Are you as a business owner or company director fully aware of your duties and responsibilities as a director?

Similarly, this question should be taken seriously by anyone thinking of becoming a director.

The overriding message portrayed is to not undertake a director role without thoughtful consideration, and to always familiarise yourself with your duties. You can ensure this by making sure you have access to all the information you need to assess and make proper decisions and, if you need to, seek advice from colleagues, professionals and experts where you need it.

A Common Misconception?
Whether you are a director of a large organisation or a newly formed small family run business, it is essential to be fully aware and compliant of your responsibilities as a company director. Failure to do so could mean that you are in serious breach of the law, and you risk running in to profound consequences which could affect both you and your company.

One of the major errors of judgement that can befall directors is that the duties relating to company directors would still apply even if you have not been officially appointed with Companies House. The general misconception that an official appointment hasn’t taken place will not exclude you from the consequences which may befall an official director, and thus, you face the same legal obligations that would be beset upon officially appointed directors.  Similarly, if you are an individual who gives directions or instructions to company directors, and those orders are carried out based on your directions or instructions, you would be deemed a shadow director or de facto director, enabling all duties to apply to yourself.

The Duties
So, what exactly are these duties which befall a director, shadow director or de facto director? Well, the Companies Act 2006 identifies seven fundamental statutory duties that must be complied with.

  • To act within powers.
  • To promote the success of the company.
  • To exercise reasonable care, skill and judgement.
  • To avoid conflicts of interest.
  • Not to accept benefits from third parties.
  • To declare an interest in a proposed transaction or arrangement.

In summary, you as a director must act in accordance with your company’s constitution and your actions should never favour any shareholder. They must always, benefit the company’s members as a whole and there should never be any internal or external pressure to vote in a certain way at a board meeting. Similarly, being incompetent or negligent in any way would be classified as being in breach of your duties.

One area of major concern for Insolvency Practitioners is that there have been many cases where a director has had an indirect or direct conflict of interest with the company. An example of this could be that the director or acting director has other shares in a competing business which ultimately would be deemed as totally unacceptable. Equally concerning, is the number of cases where directors are offered incentives from third parties. This includes bribes but may also include benefits from being a director, shareholder, employee or advisor to a competing company.

Finally, you must declare the nature and extent of any interest you have in a proposed transaction or arrangement to the board of directors whether or not they are directly or indirectly interested in it.

In addition to all of the above, there are also equitable and fiduciary duties owed by a director to the company including:

  • A duty of confidence.
  • A duty of good faith and loyalty.
  • A duty to act in the best interests of the company.

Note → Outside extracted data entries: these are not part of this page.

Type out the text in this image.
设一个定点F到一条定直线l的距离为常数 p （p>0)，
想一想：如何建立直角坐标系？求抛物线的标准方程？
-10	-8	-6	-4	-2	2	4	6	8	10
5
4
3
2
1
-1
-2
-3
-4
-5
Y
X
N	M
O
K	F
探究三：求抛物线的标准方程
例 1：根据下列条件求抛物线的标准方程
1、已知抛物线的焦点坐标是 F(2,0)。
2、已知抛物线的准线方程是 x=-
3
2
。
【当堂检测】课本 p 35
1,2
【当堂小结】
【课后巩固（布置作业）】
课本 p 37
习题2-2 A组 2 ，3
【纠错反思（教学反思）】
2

The Consequences –  A slap on the wrist, a hefty fine, criminal conviction or even a jail sentence.
Do you want to spend some time behind bars? I thought not. But this is exactly what could happen in the most serious of cases. By understanding the profound consequences that befall any breach, it should act as a warning beacon to any potential neglect towards general directors’ duties.  

The main concern for directors is the financial implications which they can be hit by. Again, there is a misconception that if you are in breach of duties and are operating on behalf of the company, then it wouldn’t necessarily affect you personally. This is far from the truth, and if you are found to have committed a breach of duty which costs the company, you could be personally liable to have a claim made against you.  To make this even worse, some breaches could even carry criminal sanctions – which explains the jail reference earlier.

Another important aspect to consider is that money cannot buy you out of every breach. Losing your ability to act as a company director could also be imposed – which could last as long as 15 years.

The clear message we are stressing is to be fully aware and compliant with your duties as a director, not to neglect them and to ensure you have access to all the information you need in order to assess and make proper decisions. Should you be in any doubt, seek professional advice and don’t allow yourself to fall foul of company breaches as the repercussions on you could be devastating.